The prayer works. Targum Pseudo-Jonathan on Exodus 8:27 delivers the outcome with plain satisfaction: the Lord did according to the word of the prayer of Mosheh, and removed the swarm of wild beasts from Pharoh, and from his servants, and from his people; not one was left.
Three details deserve attention. First, the word of the prayer of Mosheh. God does not respond to Moses' thought; He responds to Moses' speech. Prayer in the Jewish tradition is verbal, specific, and accountable — a petition spoken into the world, not merely felt.
Second, removed. Earlier plagues ended by natural-sounding means; the frogs died in piles, for instance. This plague ends by evacuation. The wild beasts are lifted back out of Egypt as cleanly as they came in. Creation shifts at the prophet's word.
Third, not one was left. The meturgeman is emphatic. Not one lion in a cellar. Not one wolf under a pile of rubble.
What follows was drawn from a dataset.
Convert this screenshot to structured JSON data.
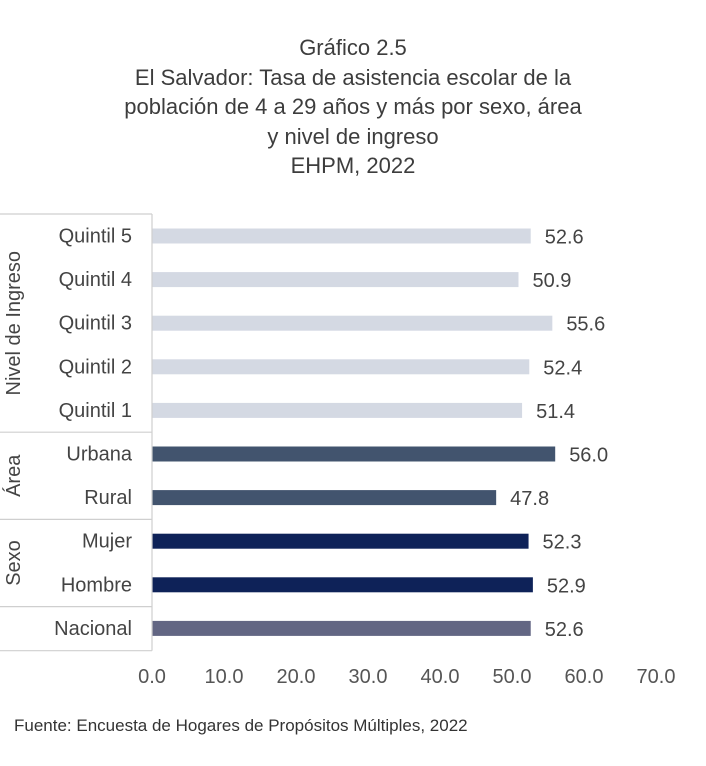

Not one scorpion in a servant's shoe. The removal is total.
Why the emphasis? Because Moses is about to find out that Pharaoh will break his word again. A complete mercy is about to meet an incomplete repentance. The meturgeman is setting the stage for the great test of the coming plagues: Pharaoh was given a total, traceable gift from God. He will waste it.
The takeaway: when you ask God to remove something from your life, He can remove every last trace. The question is always what you will do with the relief that follows.